Chapter Text
Pannacotta Fugo, ever the cautious, has taken up a habit. It’s not something he’s technically been assigned to do, but you don’t just let your Don open all of his own mail when it’s incredibly likely there’s anthrax in at least one of these packages. There was, even, last week.
Or maybe it was flour, but he incinerated it anyway. (It was just junk. He would never overstep in such a way as to keep Giorno from seeing something of genuine importance, and he reports what he’s seen to him. Even if he acts like this is something he delegates. Pretends he doesn’t do it himself, anytime from the mail’s arrival to the wee hours of the night. He can’t trust anyone else with something so important. It has to be him. Someone else might have gotten it wrong.)
He’s pretty used to the kind of stuff that Giorno gets. It’s surprisingly little, mostly because the important stuff is handed over in person or through telephone. Mailing is fun, but not super efficient, and no matter how fast you mail something, a determined enough motherfucker can catch it.
So the invitation’s a surprise.
For one, there’s two names on it - Giorno’s, and then whoever in fuck Haruno Shiobana is. What’s that supposed to be? A friend or something? It’s the first inkling that this is probably a wrong-number sort of deal, just - it’s not like there are many Giorno Giovannas, but there are some others, and one of them might be married to some chick named Haruno, or have a roommate, or something. Haruno’s name is even first, and Fugo pretends that doesn’t bother him because Giorno, as Don, should always come first.

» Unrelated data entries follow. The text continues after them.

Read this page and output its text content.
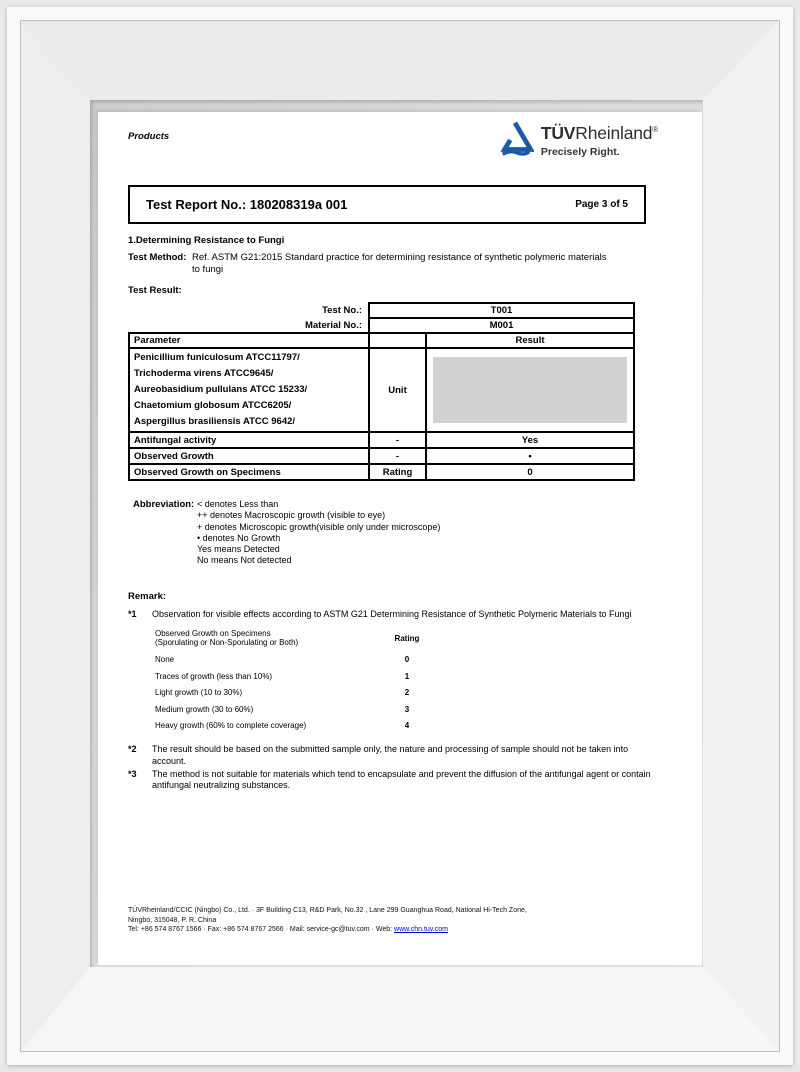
Products	TÜVRheinland®
Precisely Right.
Test Report No.: 180208319a 001	Page 3 of 5
1.Determining Resistance to Fungi
Test Method: Ref. ASTM G21:2015 Standard practice for determining resistance of synthetic polymeric materials to fungi
Test Result:
Test No.:	T001	
Material No.:	M001	
Parameter		Result

Penicillium funiculosum ATCC11797/
Trichoderma virens ATCC9645/
Aureobasidium pullulans ATCC 15233/
Chaetomium globosum ATCC6205/
Aspergillus brasiliensis ATCC 9642/	Unit	

Antifungal activity	-	Yes
Observed Growth	-	•
Observed Growth on Specimens	Rating	0
Abbreviation: < denotes Less than
++ denotes Macroscopic growth (visible to eye)
+ denotes Microscopic growth(visible only under microscope)
• denotes No Growth
Yes means Detected
No means Not detected
Remark:
*1	Observation for visible effects according to ASTM G21 Determining Resistance of Synthetic Polymeric Materials to Fungi
Observed Growth on Specimens
(Sporulating or Non-Sporulating or Both)	Rating
None	0
Traces of growth (less than 10%)	1
Light growth (10 to 30%)	2
Medium growth (30 to 60%)	3
Heavy growth (60% to complete coverage)	4
*2	The result should be based on the submitted sample only, the nature and processing of sample should not be taken into account.
*3	The method is not suitable for materials which tend to encapsulate and prevent the diffusion of the antifungal agent or contain antifungal neutralizing substances.
TÜVRheinland/CCIC (Ningbo) Co., Ltd. · 3F Building C13, R&D Park, No.32 , Lane 299 Guanghua Road, National Hi-Tech Zone,
Ningbo, 315048, P. R. China
Tel: +86 574 8767 1566 · Fax: +86 574 8767 2566 · Mail: service-gc@tuv.com · Web: www.chn.tuv.com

And then there’s the matter of it being some fancy ass paper, which is one of the only reasons he lingers on it long enough to read after checking it for danger. You know, various toxins, he’d make note of a death threat if it caught his eye, anything that could be contained within.
All this has is a single slip of paper. Almost cardboard, it’s so stiff, not folded, perfectly sized for the envelope.
Fugo pulls it half out, absentmindedly pausing Narancia’s borrowed radio, which was in the middle of a song about a girl. Aren’t most songs nowadays? The script is fancy, there’s a gilded lilac and purple border, and the cardstock only barely bends in his fingers.
It is designed like shit. Who the fuck did this? A toddler? Purple and a lighter shade of purple are the only fucking colors? God, they alternate between words, too, and the border isn’t centered. A child made this fucking thing, apparently. He can barely even read it.
Fugo doesn’t even like purple.
“His how many years,” he whispered to himself, eyes glancing over the text. In a matter of two weeks, Giorno’s been invited to some old asshole’s birthday party slash family reunion. Bit late for it, isn’t it? Then again, 85 is old as balls. Geezer might croak any second. It’s almost smart to send it late.
The party’s in Japan, for reasons completely unfathomable to Fugo. when he checks, he notes the international nature of the invitation. The stamp, the postage, this is from Japan.
It’s no secret that Giorno is half-Japanese, but - he doesn’t have family. That’s one of the defining features of Giorno, his fervent loneliness (not to wax poetic or anything, but damn if someone didn’t deserve it, no matter how far down he hid that shit. He’s too young for that gnawing emptiness, even if it’s gotten better over time.) This cannot be for Giorno, but fuck if it doesn’t have his name on it and everything. On the invitation, too, not just the envelope. It’s addressed to him, but there’s no way it’s for him.
Hey, guests permitted. No number limit. How nice of them.
Fugo realizes he’s snooping at about the same time that he realizes the Don’s gonna want to see this anyway, and hurriedly puts the invitation back in its rightful place. He almost wrinkles the envelope in his hurry.
Fuck it, he has to see his boyfriend anyway.